II. Die notwendigen Auslagen der Klägerin (anwaltliche Vertretung) für dieses Verfahren trägt der Beklagte.

III. Die Revision wird nicht zugelassen.

Tatbestand

Die Parteien streiten über die Zustimmung des Beklagten zur Kostenübernahme wegen der Hinzuziehung einer sachkundigen Person durch die Klägerin.
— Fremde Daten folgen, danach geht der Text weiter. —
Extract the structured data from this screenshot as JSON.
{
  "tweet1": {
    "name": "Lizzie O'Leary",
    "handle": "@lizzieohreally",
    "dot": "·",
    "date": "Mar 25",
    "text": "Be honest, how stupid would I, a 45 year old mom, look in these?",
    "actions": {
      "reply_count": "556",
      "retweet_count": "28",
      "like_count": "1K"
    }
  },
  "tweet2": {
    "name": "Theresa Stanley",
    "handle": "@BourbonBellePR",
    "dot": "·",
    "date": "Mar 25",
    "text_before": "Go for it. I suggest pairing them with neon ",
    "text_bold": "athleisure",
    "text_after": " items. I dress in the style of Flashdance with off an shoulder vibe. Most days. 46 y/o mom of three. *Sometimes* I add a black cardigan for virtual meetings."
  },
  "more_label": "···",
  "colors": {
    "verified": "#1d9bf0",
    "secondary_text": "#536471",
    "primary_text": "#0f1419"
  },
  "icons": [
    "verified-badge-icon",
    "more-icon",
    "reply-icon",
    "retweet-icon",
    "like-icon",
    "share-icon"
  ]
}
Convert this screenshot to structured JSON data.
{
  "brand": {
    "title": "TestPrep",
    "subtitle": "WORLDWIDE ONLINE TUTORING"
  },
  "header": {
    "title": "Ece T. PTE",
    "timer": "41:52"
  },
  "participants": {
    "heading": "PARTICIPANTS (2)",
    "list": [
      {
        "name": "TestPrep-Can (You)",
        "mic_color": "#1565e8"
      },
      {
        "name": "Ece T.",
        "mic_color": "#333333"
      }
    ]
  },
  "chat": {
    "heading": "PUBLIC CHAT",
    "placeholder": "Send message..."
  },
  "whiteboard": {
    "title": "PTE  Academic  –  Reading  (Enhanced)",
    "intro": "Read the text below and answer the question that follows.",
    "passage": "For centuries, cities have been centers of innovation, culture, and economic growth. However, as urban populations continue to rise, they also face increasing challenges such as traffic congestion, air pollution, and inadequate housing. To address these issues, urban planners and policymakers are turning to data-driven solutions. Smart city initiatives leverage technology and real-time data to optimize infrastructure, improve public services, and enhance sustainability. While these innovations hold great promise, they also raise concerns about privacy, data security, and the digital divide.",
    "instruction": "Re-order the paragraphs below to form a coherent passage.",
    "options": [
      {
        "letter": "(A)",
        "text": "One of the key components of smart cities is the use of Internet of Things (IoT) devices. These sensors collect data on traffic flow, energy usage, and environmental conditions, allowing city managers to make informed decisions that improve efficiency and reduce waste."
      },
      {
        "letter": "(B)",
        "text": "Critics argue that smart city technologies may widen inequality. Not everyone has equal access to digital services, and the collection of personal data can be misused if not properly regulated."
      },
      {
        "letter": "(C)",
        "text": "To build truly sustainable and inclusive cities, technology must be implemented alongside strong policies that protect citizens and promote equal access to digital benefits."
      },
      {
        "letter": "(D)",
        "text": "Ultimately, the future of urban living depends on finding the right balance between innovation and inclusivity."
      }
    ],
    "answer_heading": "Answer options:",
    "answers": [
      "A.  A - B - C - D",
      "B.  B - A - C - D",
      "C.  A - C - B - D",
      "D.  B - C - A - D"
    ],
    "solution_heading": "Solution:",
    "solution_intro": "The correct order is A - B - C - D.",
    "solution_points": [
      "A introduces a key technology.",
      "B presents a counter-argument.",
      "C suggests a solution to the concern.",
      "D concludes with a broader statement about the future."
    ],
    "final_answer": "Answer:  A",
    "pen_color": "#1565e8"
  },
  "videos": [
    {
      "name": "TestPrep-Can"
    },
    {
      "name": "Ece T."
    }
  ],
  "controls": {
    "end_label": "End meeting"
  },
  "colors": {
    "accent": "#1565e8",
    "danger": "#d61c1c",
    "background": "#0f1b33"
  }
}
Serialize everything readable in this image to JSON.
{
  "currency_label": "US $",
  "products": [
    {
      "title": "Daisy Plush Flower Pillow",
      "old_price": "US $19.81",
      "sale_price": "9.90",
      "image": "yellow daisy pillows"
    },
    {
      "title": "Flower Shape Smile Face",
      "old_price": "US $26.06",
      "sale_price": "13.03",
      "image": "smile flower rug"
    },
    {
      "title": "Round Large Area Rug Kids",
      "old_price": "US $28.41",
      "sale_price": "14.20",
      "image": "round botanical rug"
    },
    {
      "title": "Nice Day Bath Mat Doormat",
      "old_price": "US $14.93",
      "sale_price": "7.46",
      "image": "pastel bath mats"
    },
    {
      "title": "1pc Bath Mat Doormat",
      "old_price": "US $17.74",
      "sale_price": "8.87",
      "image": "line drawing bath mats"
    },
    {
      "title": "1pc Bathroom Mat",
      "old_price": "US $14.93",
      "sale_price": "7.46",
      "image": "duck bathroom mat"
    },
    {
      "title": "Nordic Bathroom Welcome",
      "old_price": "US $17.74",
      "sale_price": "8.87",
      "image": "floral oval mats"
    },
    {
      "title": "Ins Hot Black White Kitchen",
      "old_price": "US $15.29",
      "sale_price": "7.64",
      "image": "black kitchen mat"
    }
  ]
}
Die Klägerin ist die gewählte (dreiköpfige) Mitarbeitervertretung (MAV) in dem Altenheim XY. Dieses steht in der Trägerschaft des beklagten Diözesanverbandes. Für die Einrichtungen des Beklagten hatte in der Vergangenheit eine Gesamt- Dienstvereinbarung (DV) über Dienstplangestaltung mit der Gesamt-MAV bestanden. Letztere kündigte diese Gesamt-DV. In den bis August 2016 intensiv geführten Verhandlungen über einen Neuabschluss konnte jedoch kein Ergebnis erzielt werden. Im Folgenden kam es in einer Reihe von örtlichen Einrichtungen des Beklagten zum Abschluss von Dienstvereinbarungen über Dienstplangestaltung und Einrichtung von Arbeitszeitkonten mit den örtlichen MAV. Die Gesamt-MAV hatte in einem Eilverfahren vor dem Kirchlichen Arbeitsgericht erfolglos versucht, dem Beklagten ein solches Vorgehen zu untersagen. Weiter ist von der Gesamt-MAV die Einigungsstelle angerufen worden mit dem Ziel, über das dortige Verfahren eine Gesamt-DV zu erreichen. Der Vorsitzende der hiesigen Klägerin ist auch Mitglied der Gesamt- MAV. Nach den gescheiterten Verhandlungen mit der Gesamt-MAV ist der Beklagte auch an die Klägerin herangetreten, um die Möglichkeit einer örtlichen DV auszuloten. In diesem Zusammenhang kam es auf der örtlichen Ebene zu unterschiedlichen Prozessen der Meinungsbildung und Aktivitäten einzelner Beteiligter. Jedenfalls sah sich die Klägerin in ihrer Arbeit als MAV behindert und wandte sich schriftlich an die Heimleitung des Altenheims XY mit dem Antrag, der Übernahme von (anwaltlichen) Rechtsberatungskosten wegen möglicher Behinderung der MAV-Arbeit und Verhandlungen über den Abschluss einer DV zur Dienstplangestaltung und Einrichtung von Arbeitszeitkonten zuzustimmen. Die Heimleitung des Beklagten lehnte mit Schreiben vom 27.09. 2016 (vgl. Anlage K3) eine solche Zusage ab.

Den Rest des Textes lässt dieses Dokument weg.